The scheme caused widespread dissatisfaction, impossible to ignore. The Finance Minister has since announced an extension of the scheme that increases its cost from Rs 60,000 crore to Rs 71,680 crore.

Under the extended version, all farmers — small, marginal and big — in 237 identified unirrigated and drought-prone districts in various States will get a minimum one-time debt relief of 25 per cent of the outstanding loan amount, or Rs 20,000, whichever is higher.

The extended version is, of course, an improvement over the initial one, in that the dichotomy between the small, marginal and other landholders has narrowed to some extent. The farmers with holdings larger than five acres will now be entitled to some benefit if they are located in the districts identified as drought-prone.

Still not logical

That, however, does not make the scheme any more logical or consistent. The indebtedness is not due to any natural climatic factors. It is more the result of the State’s keeping agricultural prices depressed.

The list of the identified districts is going to raise more questions than it resolves. Since in most southern States the monsoons start in the first week of June, there will be uncertainty as to which farmers are entitled to get fresh crop loans and which farmers are not.

The non-seasonal rains that the Northern region has been experiencing of late suggest that the onset of the monsoons in the North will be considerably delayed. As a result, farmers in the southern region may become vulnerable to uncertainty about eligibility to get fresh crop loans.
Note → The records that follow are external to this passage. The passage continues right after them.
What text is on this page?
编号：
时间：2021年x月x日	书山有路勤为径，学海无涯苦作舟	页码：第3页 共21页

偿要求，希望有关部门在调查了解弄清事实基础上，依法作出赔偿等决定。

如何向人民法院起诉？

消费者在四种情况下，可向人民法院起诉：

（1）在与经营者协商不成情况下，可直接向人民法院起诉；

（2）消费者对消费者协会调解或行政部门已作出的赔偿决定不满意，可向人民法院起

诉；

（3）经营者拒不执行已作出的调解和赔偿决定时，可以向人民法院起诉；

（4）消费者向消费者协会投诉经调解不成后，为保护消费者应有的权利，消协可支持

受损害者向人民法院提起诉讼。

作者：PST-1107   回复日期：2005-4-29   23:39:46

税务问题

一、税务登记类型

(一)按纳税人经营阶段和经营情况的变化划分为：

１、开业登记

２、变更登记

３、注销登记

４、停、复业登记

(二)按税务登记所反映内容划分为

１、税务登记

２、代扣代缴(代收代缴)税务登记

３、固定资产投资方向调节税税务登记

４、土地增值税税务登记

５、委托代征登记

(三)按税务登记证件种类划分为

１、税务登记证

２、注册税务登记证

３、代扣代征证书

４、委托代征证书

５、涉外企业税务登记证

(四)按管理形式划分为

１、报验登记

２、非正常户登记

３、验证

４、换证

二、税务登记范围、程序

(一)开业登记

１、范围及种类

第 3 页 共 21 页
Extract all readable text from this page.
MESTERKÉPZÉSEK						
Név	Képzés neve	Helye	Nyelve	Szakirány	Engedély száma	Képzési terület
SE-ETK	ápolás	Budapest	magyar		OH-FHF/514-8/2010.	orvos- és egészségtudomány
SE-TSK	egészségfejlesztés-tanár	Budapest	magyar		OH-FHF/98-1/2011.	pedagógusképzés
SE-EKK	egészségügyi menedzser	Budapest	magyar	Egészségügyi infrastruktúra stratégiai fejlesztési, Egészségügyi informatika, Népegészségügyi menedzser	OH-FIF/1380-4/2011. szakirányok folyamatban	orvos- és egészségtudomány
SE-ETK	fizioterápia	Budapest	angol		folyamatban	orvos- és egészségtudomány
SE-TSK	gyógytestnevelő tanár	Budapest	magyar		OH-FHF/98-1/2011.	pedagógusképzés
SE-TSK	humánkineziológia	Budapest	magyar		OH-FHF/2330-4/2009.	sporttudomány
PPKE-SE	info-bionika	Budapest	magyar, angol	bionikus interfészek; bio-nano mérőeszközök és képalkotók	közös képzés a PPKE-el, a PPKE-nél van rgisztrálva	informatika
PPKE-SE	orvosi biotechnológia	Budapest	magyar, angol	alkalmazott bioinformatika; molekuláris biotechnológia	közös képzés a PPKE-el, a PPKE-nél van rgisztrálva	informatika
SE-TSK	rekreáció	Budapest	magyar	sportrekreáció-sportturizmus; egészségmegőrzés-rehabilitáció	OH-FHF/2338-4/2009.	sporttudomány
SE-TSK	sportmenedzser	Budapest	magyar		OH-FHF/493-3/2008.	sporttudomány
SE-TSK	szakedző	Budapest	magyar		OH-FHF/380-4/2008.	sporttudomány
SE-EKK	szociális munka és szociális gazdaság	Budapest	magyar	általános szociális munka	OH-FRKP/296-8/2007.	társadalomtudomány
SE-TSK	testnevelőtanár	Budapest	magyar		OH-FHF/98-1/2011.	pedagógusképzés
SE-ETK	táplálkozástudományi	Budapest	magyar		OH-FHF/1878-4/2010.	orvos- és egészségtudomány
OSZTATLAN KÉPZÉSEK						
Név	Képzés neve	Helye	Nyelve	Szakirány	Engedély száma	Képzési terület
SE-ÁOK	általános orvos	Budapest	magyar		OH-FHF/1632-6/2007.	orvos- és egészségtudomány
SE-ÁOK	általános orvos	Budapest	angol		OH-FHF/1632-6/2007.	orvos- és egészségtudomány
Fixing the district as a unit for judging the eligibility of a farmer for the loan waiver is irrational. In crop insurance schemes, it is acknowledged that even a block is a highly unsatisfactory unit for settlement of claims.

The availability of rainwater varies widely within a district. There are regions within a district that benefit from major or minor irrigation schemes while others do not. Treating all the farmers in a given district as a homogeneous category would be an absurdity.

Further, the list includes some districts that are well-endowed with water resources while it excludes certain others have long been recognised as drought-prone. The ‘district approach’ will only result in many inter-district disputes, which may be difficult to resolve.

The UPA government and the Finance Minister P. Chidambaram, in an effort to clear the ruling parties of the charge of chronic animosity towards farmers, seem to be making things so complicated that it is impossible to come up with workable remedies that will make a real difference.

The Finance Minister is apparently unable to shake off the burden of farmers’ indebtedness, which is weighing him down even more each day.